Response: Wearing a cloth face covering is NOT a replacement for social distancing. Whenever you are outside your home or around anyone outside your immediate household circle, you should stay 6 feet away from others. Doing both provides two layers of protection against the spread of COVID-19.

Concern: Not doing mass pop up testing in Shelby County

Response: Many communities have started mass testing due to localized conditions that have necessitated the holding of those events. People are waiting a week or longer to get test results from these events. Additionally, healthcare workers and people with suspected COVID-19 have also seen an increase wait time for testing results due to high demand for testing. We will continue to evaluate the need for mass pop up testing based on overall testing priorities and availability of test kits and lab capacity.

Concern: Should I get tested if I’m a contact of someone with COVID-19?

Response: If you are experiencing symptoms, you should contact your primary care physician or other healthcare provider to see about testing. If you are not experiencing symptoms, you should continue to stay home and monitor for symptoms each day until your quarantine period has ended (14 days).

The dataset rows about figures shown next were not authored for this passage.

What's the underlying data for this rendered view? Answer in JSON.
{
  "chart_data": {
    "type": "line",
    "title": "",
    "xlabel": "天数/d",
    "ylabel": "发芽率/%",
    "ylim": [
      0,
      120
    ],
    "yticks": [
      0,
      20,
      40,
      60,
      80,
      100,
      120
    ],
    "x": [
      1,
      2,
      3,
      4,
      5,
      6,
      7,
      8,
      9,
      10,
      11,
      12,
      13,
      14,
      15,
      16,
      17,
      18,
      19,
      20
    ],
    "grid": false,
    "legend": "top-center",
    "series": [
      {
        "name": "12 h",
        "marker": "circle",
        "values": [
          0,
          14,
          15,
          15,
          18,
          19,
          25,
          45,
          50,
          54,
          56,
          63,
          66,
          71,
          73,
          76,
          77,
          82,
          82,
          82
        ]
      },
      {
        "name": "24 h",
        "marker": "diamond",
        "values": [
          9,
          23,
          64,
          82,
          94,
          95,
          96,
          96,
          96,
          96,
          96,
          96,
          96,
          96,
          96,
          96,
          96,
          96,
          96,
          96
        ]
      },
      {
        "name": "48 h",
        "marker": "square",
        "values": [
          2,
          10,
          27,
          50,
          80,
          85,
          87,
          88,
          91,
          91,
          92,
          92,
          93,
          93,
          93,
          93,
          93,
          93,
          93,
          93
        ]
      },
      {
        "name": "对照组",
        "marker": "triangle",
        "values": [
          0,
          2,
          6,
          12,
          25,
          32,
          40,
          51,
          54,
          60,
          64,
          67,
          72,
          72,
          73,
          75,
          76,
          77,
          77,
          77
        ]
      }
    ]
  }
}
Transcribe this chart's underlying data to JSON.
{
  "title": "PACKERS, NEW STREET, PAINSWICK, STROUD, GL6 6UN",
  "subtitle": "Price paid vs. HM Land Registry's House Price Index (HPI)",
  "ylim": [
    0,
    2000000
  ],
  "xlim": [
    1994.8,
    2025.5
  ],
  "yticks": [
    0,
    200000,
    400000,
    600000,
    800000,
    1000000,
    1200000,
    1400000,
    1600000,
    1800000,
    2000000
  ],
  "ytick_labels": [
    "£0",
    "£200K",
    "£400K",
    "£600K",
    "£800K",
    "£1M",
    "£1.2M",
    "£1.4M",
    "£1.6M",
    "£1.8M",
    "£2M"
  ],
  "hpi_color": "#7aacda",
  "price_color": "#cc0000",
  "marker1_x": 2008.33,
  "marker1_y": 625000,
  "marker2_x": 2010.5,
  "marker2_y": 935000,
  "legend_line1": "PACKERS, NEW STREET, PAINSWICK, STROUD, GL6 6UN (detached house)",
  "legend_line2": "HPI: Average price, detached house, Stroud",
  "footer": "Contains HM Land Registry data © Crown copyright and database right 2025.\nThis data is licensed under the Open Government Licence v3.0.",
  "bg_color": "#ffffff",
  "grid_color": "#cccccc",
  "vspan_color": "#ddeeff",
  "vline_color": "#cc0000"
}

Concern: I’ve been asked to quarantine, can I just get a test to prove that I’m not sick?

Response: Symptoms appear two to 14 days after exposure to the virus. If the test is taken too soon, you may have the virus; but, it may go undetected. You must isolate the entire quarantine period to see if symptoms develop and to protect others.

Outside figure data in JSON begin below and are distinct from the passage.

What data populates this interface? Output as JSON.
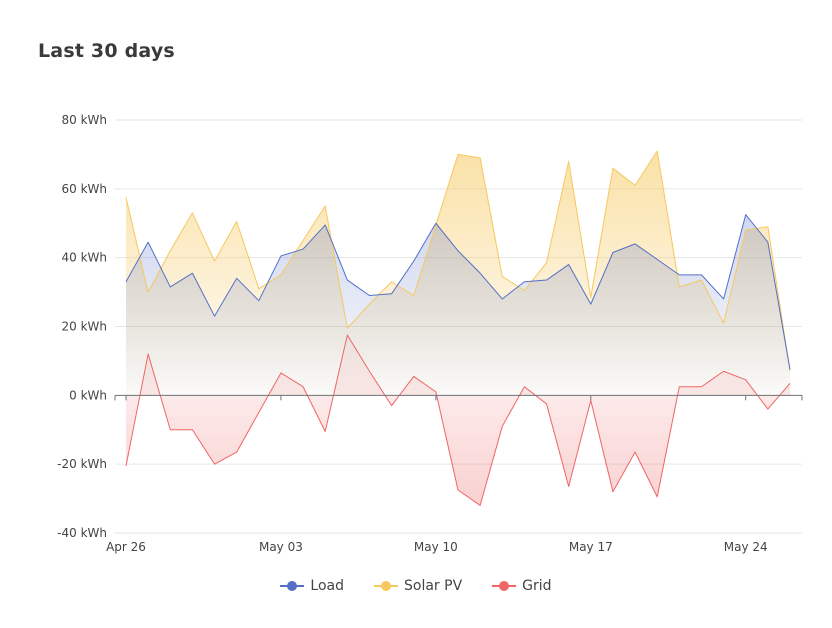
{
  "title": "Last 30 days",
  "colors": {
    "load": "#5470c6",
    "solar": "#f6c85f",
    "grid": "#ee6666"
  },
  "chart_data": {
    "type": "area",
    "title": "Last 30 days",
    "ylim": [
      -40,
      80
    ],
    "yticks": [
      "80 kWh",
      "60 kWh",
      "40 kWh",
      "20 kWh",
      "0 kWh",
      "-20 kWh",
      "-40 kWh"
    ],
    "ytick_values": [
      80,
      60,
      40,
      20,
      0,
      -20,
      -40
    ],
    "xticks": [
      "Apr 26",
      "May 03",
      "May 10",
      "May 17",
      "May 24"
    ],
    "xtick_indices": [
      0,
      7,
      14,
      21,
      28
    ],
    "x": [
      "Apr 26",
      "Apr 27",
      "Apr 28",
      "Apr 29",
      "Apr 30",
      "May 01",
      "May 02",
      "May 03",
      "May 04",
      "May 05",
      "May 06",
      "May 07",
      "May 08",
      "May 09",
      "May 10",
      "May 11",
      "May 12",
      "May 13",
      "May 14",
      "May 15",
      "May 16",
      "May 17",
      "May 18",
      "May 19",
      "May 20",
      "May 21",
      "May 22",
      "May 23",
      "May 24",
      "May 25",
      "May 26"
    ],
    "grid": true,
    "legend": "bottom-center",
    "series": [
      {
        "name": "Load",
        "values": [
          33,
          44.5,
          31.5,
          35.5,
          23,
          34,
          27.5,
          40.5,
          42.5,
          49.5,
          33.5,
          29,
          29.5,
          39,
          50,
          42,
          35.5,
          28,
          33,
          33.5,
          38,
          26.5,
          41.5,
          44,
          39.5,
          35,
          35,
          28,
          52.5,
          44.5,
          7.5
        ]
      },
      {
        "name": "Solar PV",
        "values": [
          57.5,
          30,
          42,
          53,
          39,
          50.5,
          31,
          35,
          45,
          55,
          19.5,
          26.5,
          33,
          29,
          49.5,
          70,
          69,
          34.5,
          30.5,
          38.5,
          68,
          28.5,
          66,
          61,
          71,
          31.5,
          33.5,
          21,
          48,
          49,
          7
        ]
      },
      {
        "name": "Grid",
        "values": [
          -20.5,
          12,
          -10,
          -10,
          -20,
          -16.5,
          -5,
          6.5,
          2.5,
          -10.5,
          17.5,
          7,
          -3,
          5.5,
          1,
          -27.5,
          -32,
          -9,
          2.5,
          -2.5,
          -26.5,
          -1.5,
          -28,
          -16.5,
          -29.5,
          2.5,
          2.5,
          7,
          4.5,
          -4,
          3.5
        ]
      }
    ]
  },
  "legend": {
    "items": [
      "Load",
      "Solar PV",
      "Grid"
    ]
  }
}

Concern: What if I’m a contact of a contact?

Response: Continue to practice community control measures as normal such as social distancing, wearing a mask, and monitoring for symptoms. If you develop symptoms, self isolate and contact your primary care physician or healthcare provider for guidance.

Concern: Having COVID-19 is just like having the flu.

Response: The virus that causes COVID-19 can lead to some flu-like symptoms, such as body aches, fever, and cough, and both can also lead to pneumonia. However, COVID-19 is more serious, and estimates show it has a much higher mortality rate than flu.


• Remember that the best thing you can do in the face of COVID-19 is to take precautions to protect yourself, your family, and your community:

• Wash hands often with soap and water for at least 20 seconds; dry hands with a clean towel or air-dry hands. Use alcohol-based hand sanitizer when soap and water are unavailable. Why?

• Washing your hands with soap and water or using alcohol-based hand rub kills viruses that may be on your hands.

• Follow good respiratory hygiene. Cover your mouth with a tissue or sleeve when sneezing or coughing. Why?

• Droplets spread the virus. By following good respiratory hygiene, you protect the people around you from viruses such as cold, flu and COVID-19.

• Avoid touching your eyes, nose, or mouth with unwashed hands. Why?

• Hands touch many surfaces and can pick up viruses. Once contaminated, hands can transfer the virus to your eyes, nose, or mouth. From there, the virus can enter your body and infect you.

• Stay home when you are sick and avoid contact with people who are sick. Why?

• Avoiding contact with others will protect you and them from possible COVID-19 and other viruses.

• Clean “high-touch” surfaces daily. These include counters, tabletops, doorknobs, light switches, bathroom fixtures, toilets, phones, keyboards, desks, and tablets. Why?

• Viruses can live on surfaces and be transmitted to a person when they touch that surface. Cleaning frequently touched surfaces every day can help reduce this transmission.